Poor disclosure and lack of a clear definition and protocols is hindering progress in reducing carbon emissions, says a report from the group, which includes environmental organisations and businesses, including BT, United Utilities and Biffa.
The group's chairman Adrian Wilkes warned that "lack of transparency obscures the UK's true contribution to carbon emissions, and would impede the setting of accurate carbon targets and budgets in the proposed climate change Bill."
The report warns that vague disclosures and unreliable data make it difficult for investors to compare performance on carbon reductions and leaves reporting companies vulnerable to "greenwash".
"It is vital that carbon accounting and disclosure are clearly defined and comparable measures are used by all large businesses operating in the UK," says the group.
It wants a standard to be integrated into narrative reporting guidance for the business reviews that, under the Companies Act 2006, firms must include in their annual reports.
The Aldersgate Group is calling for the government to drive the development of a carbon accounting standard, and for businesses to set it.
In particular, it says UK-listed companies should be required to disclose:
- Absolute total annual emissions of all carbon-based greenhouse gases – direct and indirect.

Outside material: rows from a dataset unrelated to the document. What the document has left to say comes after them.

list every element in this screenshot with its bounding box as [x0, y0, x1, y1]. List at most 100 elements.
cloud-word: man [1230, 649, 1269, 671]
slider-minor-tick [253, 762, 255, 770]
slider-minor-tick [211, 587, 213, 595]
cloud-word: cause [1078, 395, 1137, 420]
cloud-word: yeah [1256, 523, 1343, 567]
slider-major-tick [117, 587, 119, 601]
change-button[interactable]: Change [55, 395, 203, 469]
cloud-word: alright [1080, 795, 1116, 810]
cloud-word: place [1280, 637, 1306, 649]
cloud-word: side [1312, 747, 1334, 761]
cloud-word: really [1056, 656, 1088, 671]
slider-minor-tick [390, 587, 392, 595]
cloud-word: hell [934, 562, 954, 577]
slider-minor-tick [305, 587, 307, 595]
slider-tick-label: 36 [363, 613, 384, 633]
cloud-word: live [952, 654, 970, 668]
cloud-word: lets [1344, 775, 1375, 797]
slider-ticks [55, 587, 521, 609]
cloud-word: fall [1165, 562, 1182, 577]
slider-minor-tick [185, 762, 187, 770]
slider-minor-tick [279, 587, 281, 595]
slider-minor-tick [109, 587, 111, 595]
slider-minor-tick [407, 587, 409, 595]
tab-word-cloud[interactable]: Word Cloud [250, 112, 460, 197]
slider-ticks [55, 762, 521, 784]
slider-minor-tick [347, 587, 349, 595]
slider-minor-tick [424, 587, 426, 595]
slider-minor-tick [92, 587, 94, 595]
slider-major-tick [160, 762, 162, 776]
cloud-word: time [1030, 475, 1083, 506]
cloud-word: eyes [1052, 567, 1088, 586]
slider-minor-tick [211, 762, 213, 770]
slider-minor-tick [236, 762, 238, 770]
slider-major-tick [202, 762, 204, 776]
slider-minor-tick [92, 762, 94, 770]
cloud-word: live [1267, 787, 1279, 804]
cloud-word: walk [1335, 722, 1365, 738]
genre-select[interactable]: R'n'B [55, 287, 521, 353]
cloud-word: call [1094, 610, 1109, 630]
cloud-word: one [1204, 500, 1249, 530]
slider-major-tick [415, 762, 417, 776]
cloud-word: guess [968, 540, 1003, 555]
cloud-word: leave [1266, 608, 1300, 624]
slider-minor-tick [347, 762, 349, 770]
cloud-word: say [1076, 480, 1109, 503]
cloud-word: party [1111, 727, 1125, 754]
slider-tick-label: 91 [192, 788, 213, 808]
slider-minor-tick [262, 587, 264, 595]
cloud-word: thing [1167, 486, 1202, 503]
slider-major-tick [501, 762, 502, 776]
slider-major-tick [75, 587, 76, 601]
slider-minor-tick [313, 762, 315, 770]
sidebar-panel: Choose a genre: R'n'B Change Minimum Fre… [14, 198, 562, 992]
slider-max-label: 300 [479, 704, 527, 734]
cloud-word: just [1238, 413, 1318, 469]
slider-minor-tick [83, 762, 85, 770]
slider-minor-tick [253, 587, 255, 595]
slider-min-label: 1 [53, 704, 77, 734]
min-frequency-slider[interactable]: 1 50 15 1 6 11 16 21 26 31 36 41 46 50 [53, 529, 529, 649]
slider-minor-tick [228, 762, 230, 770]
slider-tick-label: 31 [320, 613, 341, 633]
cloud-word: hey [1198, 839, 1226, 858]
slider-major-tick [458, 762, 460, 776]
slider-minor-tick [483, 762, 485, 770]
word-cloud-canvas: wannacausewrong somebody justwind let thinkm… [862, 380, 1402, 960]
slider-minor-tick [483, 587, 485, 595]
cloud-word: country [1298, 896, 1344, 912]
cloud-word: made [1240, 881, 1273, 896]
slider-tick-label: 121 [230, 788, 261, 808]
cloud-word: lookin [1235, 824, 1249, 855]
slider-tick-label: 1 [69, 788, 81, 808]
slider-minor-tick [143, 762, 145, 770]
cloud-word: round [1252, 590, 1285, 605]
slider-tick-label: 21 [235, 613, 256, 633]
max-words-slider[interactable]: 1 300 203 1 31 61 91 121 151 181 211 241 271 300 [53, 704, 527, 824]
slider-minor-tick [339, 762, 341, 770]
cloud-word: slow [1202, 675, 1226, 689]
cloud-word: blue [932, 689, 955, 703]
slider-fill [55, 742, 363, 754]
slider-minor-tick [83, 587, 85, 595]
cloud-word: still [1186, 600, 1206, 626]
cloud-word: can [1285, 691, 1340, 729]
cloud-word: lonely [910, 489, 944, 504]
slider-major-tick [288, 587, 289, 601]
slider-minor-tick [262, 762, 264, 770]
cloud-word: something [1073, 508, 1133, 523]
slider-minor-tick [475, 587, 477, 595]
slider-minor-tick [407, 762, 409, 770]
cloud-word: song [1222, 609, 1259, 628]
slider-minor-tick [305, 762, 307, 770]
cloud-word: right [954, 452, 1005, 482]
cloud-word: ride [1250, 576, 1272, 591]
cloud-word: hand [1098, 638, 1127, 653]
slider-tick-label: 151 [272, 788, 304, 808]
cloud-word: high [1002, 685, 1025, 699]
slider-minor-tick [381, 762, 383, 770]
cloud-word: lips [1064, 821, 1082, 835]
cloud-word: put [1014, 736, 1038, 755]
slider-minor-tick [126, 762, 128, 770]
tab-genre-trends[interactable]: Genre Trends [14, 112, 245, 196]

- Relative total emissions as a percentage of annual company turnover.
- The amount and value of allowances allocated to them under the EU emissions trading scheme, as well as the value of credits for offsets under Kyoto Protocol flexible mechanisms.
- Physical and regulatory risks posed by climate change to products and services.
Once a standard is in place, enforcement should target non-disclosure or material misstatement, says the group.